Vying for the top spot on the “Ridicu-list of Politician’s Economic Statements” are also statements about the salutary effects of not raising the debt ceiling, which reflect misunderstanding about the distinction between a stock and a flow, and between past IOUs and future expenditures; or the irresponsible call for major budgetary expenditure cuts to be implemented soon, increasing the likelihood of a recession and betraying misunderstanding of the distinction between sound short- versus medium-term macroeconomic policymaking; or the notion that egregious tax loopholes for oil companies need to be protected and the misleading claim that they can make a difference in increasing aggregate demand at the macro-economic level.
One can go on and on regarding basic economic and financial fallacies that prevail nowadays. I merely want to illustrate the anti-intellectual and anti-knowledge environment that seems to have taken hold over the political discourse in Washington, adversely affecting policymaking, as well as market, citizen and corporate sentiments. This matters enormously, since such folly is already having dire consequences for the U.S. economy -- including through lagging private consumer, investment and job demand -- and potentially for the world at large.
Paradoxically in contrast with the United States, and unfortunately in contrast with some countries in old Europe as well, many emerging regions are exhibiting much improved macroeconomic management, reflecting learned experience, improved know-how (and its global dissemination), graduate education in top schools abroad and at home, and increased deference to technocrats on difficult economic and financial matters, particularly when economic and financial crises loom large.

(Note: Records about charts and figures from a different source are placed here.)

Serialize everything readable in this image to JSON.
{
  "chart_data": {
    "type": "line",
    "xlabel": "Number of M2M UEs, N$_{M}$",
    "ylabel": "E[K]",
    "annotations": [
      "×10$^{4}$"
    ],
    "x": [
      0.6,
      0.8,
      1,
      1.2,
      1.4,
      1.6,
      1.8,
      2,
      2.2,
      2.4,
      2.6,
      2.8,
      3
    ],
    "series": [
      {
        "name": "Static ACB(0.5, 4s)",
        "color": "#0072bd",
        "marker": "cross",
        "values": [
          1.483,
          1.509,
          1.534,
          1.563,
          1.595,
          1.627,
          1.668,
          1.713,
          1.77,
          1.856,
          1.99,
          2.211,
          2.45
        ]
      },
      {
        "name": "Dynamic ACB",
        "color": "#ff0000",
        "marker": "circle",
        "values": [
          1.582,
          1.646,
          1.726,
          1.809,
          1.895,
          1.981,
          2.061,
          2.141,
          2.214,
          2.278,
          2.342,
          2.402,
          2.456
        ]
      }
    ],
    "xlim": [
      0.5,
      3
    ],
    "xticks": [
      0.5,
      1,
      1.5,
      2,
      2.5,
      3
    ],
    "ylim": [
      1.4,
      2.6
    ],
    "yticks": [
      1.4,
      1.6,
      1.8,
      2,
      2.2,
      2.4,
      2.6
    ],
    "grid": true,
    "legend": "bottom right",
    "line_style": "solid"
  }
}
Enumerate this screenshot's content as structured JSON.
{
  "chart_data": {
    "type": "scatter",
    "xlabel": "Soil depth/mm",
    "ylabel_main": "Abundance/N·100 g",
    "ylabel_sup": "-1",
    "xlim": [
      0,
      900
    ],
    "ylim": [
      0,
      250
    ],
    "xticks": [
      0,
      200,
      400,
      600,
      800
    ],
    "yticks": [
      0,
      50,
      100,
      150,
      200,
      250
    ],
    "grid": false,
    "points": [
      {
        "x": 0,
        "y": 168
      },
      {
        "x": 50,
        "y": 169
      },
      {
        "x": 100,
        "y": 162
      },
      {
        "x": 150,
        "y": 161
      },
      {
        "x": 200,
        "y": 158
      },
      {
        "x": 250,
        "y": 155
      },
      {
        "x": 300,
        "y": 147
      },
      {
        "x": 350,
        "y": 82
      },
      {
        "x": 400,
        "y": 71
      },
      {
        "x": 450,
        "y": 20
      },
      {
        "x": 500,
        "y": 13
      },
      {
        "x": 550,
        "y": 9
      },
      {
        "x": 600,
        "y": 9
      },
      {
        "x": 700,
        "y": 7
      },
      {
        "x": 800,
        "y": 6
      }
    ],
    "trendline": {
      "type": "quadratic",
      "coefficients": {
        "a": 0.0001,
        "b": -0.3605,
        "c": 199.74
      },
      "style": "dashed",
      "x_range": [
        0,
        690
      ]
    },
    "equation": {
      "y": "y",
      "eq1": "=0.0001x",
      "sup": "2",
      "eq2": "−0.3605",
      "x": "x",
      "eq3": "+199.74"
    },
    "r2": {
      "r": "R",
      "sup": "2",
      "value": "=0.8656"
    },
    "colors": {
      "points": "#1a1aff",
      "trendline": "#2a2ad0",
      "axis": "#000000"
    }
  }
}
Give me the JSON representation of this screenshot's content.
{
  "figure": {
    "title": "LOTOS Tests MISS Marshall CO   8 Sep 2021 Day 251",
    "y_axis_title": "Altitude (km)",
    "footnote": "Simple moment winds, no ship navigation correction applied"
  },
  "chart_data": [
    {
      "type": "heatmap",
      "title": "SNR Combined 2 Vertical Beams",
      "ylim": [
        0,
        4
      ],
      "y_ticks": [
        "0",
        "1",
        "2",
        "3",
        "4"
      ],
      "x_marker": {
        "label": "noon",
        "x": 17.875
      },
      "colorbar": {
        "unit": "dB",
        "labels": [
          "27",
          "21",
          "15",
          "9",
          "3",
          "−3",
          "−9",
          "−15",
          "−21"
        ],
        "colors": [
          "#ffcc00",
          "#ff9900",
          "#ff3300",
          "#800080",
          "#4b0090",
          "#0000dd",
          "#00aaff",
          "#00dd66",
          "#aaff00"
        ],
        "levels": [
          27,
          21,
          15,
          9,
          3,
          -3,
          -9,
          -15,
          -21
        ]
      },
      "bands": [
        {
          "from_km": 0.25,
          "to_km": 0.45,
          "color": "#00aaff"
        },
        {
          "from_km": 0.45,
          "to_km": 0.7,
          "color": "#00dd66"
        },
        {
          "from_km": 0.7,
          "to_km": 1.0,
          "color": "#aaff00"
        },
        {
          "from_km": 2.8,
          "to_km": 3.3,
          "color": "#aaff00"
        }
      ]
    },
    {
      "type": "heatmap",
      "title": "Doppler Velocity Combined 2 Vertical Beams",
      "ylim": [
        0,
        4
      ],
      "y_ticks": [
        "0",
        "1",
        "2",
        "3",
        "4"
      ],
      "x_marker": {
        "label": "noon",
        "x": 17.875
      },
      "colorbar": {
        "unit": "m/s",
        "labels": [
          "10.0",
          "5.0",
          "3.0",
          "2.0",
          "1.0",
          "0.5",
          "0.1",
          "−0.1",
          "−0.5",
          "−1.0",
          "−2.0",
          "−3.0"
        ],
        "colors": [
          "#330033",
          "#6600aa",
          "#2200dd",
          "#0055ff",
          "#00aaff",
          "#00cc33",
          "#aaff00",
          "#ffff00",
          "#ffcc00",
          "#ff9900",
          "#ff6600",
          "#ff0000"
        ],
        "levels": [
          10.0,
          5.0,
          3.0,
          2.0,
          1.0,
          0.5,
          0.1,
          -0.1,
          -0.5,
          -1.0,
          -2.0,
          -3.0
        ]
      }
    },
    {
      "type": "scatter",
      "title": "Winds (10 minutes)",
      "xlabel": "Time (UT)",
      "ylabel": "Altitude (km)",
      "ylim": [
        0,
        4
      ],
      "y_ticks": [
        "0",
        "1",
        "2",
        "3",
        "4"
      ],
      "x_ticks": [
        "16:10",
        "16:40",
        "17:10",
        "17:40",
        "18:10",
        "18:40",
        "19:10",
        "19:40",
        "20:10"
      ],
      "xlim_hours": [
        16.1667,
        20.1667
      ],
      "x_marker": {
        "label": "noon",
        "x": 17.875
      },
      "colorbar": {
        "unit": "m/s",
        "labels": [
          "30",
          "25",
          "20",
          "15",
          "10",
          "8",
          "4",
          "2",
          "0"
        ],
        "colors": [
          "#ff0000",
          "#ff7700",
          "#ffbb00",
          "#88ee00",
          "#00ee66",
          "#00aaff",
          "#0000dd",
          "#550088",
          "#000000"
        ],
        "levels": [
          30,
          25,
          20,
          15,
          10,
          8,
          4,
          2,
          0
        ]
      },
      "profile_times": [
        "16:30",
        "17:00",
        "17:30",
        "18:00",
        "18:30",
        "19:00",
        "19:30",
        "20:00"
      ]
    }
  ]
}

In Latin America, and countries like Chile, Uruguay, Brazil, Colombia, Costa Rica, among others, politicians increasingly understand the importance of relying on hard-nosed and cold evidence, on some modicum of science and expertise -- and thus on technocrats -- even if some macroeconomic issues are obviously still subject to political and technical debates. These countries also pay close attention to financial markets, which provide an important signal if politicians and policymakers deviate from common economic sense.
Irrespective of ideological affiliation, politicians nowadays in many Latin American countries do understand that there is no room for “voodoo,” “supply-side,” or any other irresponsible or extreme construct for economic policy. The majority understands that when it comes to the real world and concrete policymaking on important economic issues, pragmatism and consensus-building is important. In many of these countries, any remaining divide regarding macroeconomic policy does not follow an ideological divide, but a strictly generational one instead.
Misunderstanding of economic policy fundamentals was part of a certain political class two generations ago. The younger generation not only understands the analytical and practical aspects of modern macroeconomic policymaking, but the approaches taken are common to both left- and right-of center sides of the ideological spectrum. And it is rare, though it can still happen, that politicians irresponsibly try to undermine a serious head of a central bank or a finance minister who is technocratically carrying out her or his job steering the economy.
It may be revealing for some members of the U.S. Congress to undertake a study tour of economic policymaking in such countries in Latin America.